Any owners here who can confirm the greatness of the card. Lodestar?

tanassi
Posts: 93
Joined: Sat Jun 04, 2011 2:25 pm

Re: Modern video card noise: good enough for SPCR?

Post by tanassi » Mon Jun 27, 2011 7:31 am

tanassi wrote:
lodestar wrote:Yes, I think as a rule it is more sensible to buy the card of your choice with an improved cooler fitted as standard, if possible. The other point to bear in mind is that installing a cooler like the Accelero Xtreme Plus on a standard card does not necessarily give you the same as a card pre-fitted with the same cooler. For example, KFA2 (the European brand name for Galaxy) produce a GTX 580 fitted with Accelero Xtreme Plus. It also has a substantial metal backplate which is not supplied by Artic with this cooler. The backplate helps cool the memory on the back of the card, and also stiffens it to some degree.

In some cases it is also far more economic to buy a card with a performance cooler pre-fitted. For example in the UK the standard KFA2 GTX 580 costs around £372, the Anarchy edition (Accelero Xtreme Plus) £388. The minimum fan speed on this card is also set to 25%. Certainly there is scope to lower that further with a BIOS edit. The most significant factor about this combination is that the cooler can be quiet even at load. A software set maximum limit of 30% (MSI AfterBurner) is practical, and even at that setting load temperatures maxing out in the 60s are entirely feasible.
Yes. Ordered the kfa2 anarchy. Made the same calculation. For some reason the card is a sweet deal. 3 concerns if found googling and on newegg)
- kfa's support seems to be soso ( checking that with them atm)
- some issues with loose screws ( nothing you couldnfix yourself but still)
- some issues with fan speed % and rpm not matching ( fixable with bios flash)

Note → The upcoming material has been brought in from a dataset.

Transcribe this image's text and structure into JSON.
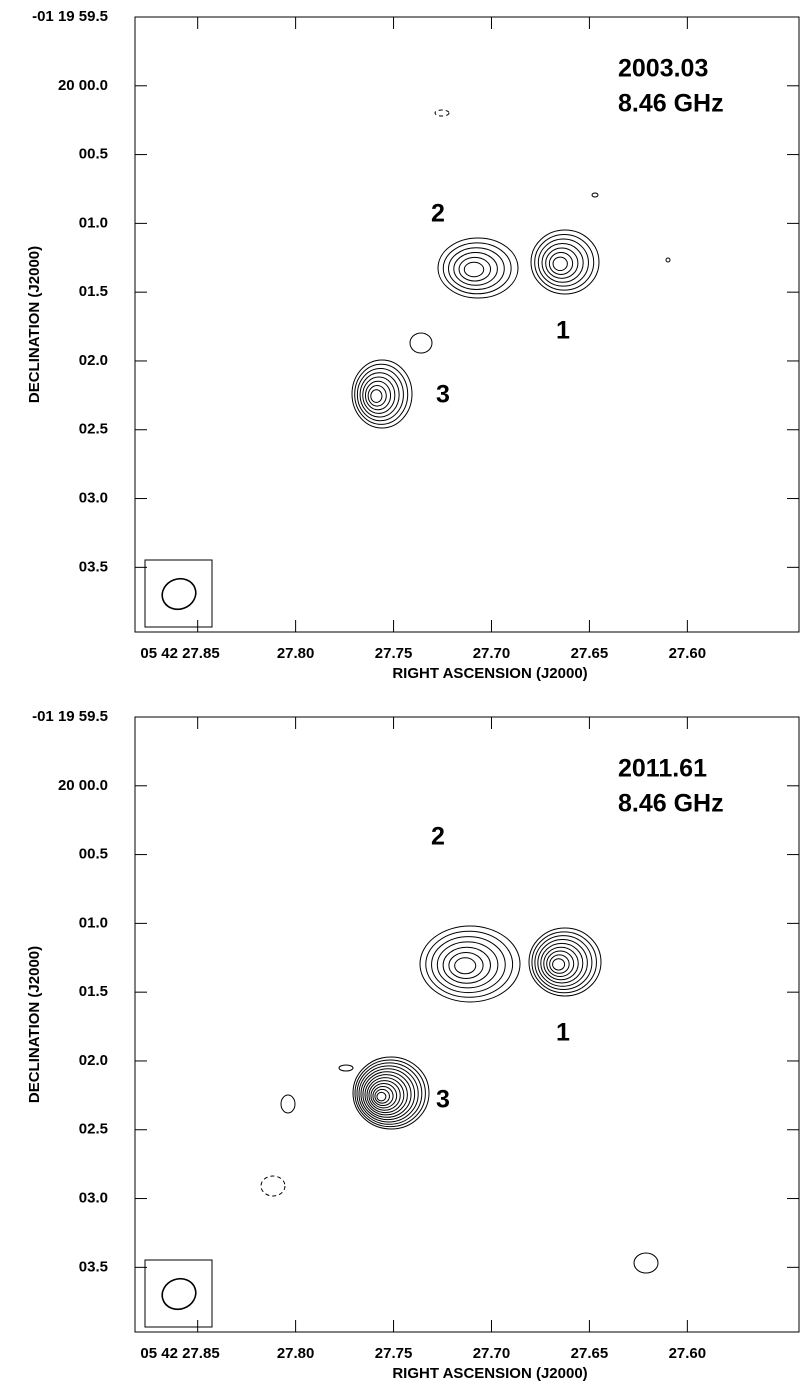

Will report here how i find this card. If not pleased ill turn back to the trusty 6870 hawk once again. But id love the extra oomph 580 will give in games like witcher 2, civ 5 and daII.

Any owners here who can confirm the greatness of the card. Lodestar?

Got an excellent reply of KFA2's support. Only 50 cards have been returned with minor issues. They responded swift and correct. A personal reply with a name, mobile number etc. How often do you see that?

Card due here end of this week. Can't wait! :))))) If it's too loud I will move to CF 6870 Hawks. Either way a big bump in performance.